According to the FAQ-writer, Mark Suster is an investor, so it kind of makes sense that he wouldn't try to rebut the (evidently irrelevant) math using his personal knowledge.
Instead, [Suster's response] sounded like the victim of a personality cult:
Except when I looked at the linked post, it didn't sound like that at all. Here's the beginning of the (long) relevant part of his post:
But then one person – who happens to be a physicist – wrote a back-of-the-envelop calculation of uBeam and said it’s not physically possible. His math was correct and I can hardly blame him for taking a guess at what uBeam does but every assumption that he used was wildly inaccurate. uBeam’s tech does work and I have safely seen it demo’d in the real life many times. Most of those that have been privileged enough to get a look at what they are actually doing have moved from skeptics to believers.
He goes on with standard PR-speak like that for quite a long time, then in comments briefly on the CEO's enthusiasm and determination.
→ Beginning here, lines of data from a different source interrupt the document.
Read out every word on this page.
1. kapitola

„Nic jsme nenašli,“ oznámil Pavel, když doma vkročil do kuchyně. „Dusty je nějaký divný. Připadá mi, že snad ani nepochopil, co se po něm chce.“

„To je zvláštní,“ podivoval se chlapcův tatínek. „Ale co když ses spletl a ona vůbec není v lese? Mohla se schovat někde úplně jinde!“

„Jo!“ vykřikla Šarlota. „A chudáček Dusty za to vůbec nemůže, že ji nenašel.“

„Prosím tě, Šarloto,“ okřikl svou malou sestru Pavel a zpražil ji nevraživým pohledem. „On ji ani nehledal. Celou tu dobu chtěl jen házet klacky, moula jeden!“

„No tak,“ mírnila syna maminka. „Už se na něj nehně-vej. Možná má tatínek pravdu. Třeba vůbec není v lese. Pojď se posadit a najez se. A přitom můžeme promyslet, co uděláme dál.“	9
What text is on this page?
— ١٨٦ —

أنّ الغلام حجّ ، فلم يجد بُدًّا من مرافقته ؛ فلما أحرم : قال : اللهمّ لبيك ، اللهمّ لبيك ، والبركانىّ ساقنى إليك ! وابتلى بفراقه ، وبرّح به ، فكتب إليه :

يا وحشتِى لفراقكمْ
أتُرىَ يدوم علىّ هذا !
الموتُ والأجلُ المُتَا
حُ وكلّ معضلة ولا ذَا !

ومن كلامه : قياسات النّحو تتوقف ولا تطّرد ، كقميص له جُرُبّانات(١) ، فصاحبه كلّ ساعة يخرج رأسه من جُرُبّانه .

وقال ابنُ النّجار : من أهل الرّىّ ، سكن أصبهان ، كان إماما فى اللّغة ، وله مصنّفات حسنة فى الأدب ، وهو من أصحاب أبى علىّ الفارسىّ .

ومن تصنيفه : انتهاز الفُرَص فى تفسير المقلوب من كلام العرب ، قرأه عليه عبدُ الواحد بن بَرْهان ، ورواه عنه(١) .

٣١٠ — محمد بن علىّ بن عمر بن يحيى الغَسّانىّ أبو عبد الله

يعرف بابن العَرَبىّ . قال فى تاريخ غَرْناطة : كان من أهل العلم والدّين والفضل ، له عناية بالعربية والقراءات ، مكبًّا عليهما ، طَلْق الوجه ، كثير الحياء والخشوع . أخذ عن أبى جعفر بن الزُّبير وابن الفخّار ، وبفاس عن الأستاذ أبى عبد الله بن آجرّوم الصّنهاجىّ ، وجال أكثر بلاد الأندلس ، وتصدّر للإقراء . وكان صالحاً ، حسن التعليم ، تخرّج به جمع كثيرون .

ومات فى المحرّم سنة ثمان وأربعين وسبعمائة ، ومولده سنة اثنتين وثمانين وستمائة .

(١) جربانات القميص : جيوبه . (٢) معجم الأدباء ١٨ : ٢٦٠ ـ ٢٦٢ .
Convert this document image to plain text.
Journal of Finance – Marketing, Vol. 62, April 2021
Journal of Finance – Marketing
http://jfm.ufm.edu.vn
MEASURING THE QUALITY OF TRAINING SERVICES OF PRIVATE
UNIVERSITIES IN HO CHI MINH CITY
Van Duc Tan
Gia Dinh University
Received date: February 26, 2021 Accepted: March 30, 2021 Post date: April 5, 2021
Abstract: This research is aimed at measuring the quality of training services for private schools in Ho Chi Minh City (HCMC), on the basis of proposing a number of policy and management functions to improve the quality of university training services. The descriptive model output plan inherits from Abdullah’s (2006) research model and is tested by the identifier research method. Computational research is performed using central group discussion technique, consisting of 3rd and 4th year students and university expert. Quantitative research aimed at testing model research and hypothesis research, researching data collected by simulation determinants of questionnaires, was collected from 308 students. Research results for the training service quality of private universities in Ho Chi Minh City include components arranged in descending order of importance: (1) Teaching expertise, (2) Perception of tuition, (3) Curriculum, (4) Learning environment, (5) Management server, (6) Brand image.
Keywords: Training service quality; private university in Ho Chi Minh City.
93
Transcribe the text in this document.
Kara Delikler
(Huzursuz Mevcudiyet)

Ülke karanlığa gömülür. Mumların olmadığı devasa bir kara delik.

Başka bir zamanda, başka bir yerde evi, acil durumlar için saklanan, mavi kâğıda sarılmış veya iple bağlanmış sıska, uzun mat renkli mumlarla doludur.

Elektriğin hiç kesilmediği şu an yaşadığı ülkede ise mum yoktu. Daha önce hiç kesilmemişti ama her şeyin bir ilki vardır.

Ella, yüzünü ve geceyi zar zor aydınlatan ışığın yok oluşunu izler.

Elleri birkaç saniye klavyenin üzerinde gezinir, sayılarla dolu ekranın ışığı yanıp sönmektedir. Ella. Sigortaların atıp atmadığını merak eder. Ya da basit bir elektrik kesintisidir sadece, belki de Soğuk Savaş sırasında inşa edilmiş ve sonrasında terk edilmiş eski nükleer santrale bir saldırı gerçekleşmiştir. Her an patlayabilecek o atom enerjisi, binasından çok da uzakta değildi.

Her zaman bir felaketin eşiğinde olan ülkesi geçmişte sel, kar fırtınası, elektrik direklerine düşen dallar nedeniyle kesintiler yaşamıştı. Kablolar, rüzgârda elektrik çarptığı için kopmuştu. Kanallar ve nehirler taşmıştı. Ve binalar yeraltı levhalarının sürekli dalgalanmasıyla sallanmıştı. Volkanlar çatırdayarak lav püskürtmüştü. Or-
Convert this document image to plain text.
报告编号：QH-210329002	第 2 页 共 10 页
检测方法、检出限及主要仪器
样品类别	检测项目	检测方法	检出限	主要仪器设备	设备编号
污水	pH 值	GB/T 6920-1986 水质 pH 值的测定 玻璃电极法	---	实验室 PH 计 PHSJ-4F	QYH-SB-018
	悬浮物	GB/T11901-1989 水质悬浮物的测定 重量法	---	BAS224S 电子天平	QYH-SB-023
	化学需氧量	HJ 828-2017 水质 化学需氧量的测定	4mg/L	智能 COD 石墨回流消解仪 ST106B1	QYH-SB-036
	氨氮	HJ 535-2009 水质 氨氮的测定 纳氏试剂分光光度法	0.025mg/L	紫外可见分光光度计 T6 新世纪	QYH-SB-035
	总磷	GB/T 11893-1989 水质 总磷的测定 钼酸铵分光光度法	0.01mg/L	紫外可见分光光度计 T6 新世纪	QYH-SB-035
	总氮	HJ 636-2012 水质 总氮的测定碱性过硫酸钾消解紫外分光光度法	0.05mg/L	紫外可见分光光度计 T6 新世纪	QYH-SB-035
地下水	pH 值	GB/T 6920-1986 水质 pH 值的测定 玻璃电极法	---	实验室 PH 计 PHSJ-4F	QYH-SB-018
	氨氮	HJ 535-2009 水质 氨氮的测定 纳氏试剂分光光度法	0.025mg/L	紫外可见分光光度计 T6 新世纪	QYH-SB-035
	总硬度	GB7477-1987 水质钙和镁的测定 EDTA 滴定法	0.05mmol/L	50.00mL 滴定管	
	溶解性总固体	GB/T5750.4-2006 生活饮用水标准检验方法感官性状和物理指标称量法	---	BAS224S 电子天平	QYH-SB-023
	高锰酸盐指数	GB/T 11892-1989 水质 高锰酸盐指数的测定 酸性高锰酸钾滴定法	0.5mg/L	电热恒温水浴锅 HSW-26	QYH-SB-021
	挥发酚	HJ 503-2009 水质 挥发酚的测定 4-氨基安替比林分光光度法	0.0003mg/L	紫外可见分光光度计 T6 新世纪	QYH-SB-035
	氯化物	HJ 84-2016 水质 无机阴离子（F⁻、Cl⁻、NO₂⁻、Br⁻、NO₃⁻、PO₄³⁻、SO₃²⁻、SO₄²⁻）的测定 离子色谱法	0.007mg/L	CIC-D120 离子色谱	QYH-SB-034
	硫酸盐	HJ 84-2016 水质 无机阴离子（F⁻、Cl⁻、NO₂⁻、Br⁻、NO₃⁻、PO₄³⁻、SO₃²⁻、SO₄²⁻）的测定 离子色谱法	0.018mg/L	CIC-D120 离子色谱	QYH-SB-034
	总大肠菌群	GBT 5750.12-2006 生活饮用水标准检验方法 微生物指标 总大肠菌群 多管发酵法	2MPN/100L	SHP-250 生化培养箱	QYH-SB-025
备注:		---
The way the FAQ-writer described it (by quoting only the small bit about her) made it sound like that's all the guy said.
But at least Suster is an investor, so he's supposed to be biased. The same can't be said for the tech press [laundry-list of positive things the media has said about the CEO, buried deep in their overall articles on the topic].
When I looked into the various links he had about the actual "problem" it turned out that his quotes were basically cherry-picked statements buried into overall articles about the company, technology, or a profile/interview sort of thing. It doesn't come across as somebody turning an industry into their own vehicle for PR or however he put it.
It sounds a hell of a lot like the guy either has a personal problem with the CEO, or is upset at seeing a female CEO being praised as a technical innovator. I hope that's not the case, but it really does come across that way.
(Score: 1, Interesting) by Anonymous Coward on Thursday October 22 2015, @09:19PM
If it's intense enough to cause cavitation, ultrasound can open holes in cell membranes. Molecules that couldn't ordinarily cross the membrane suddenly can. One possible result is the death of the cell.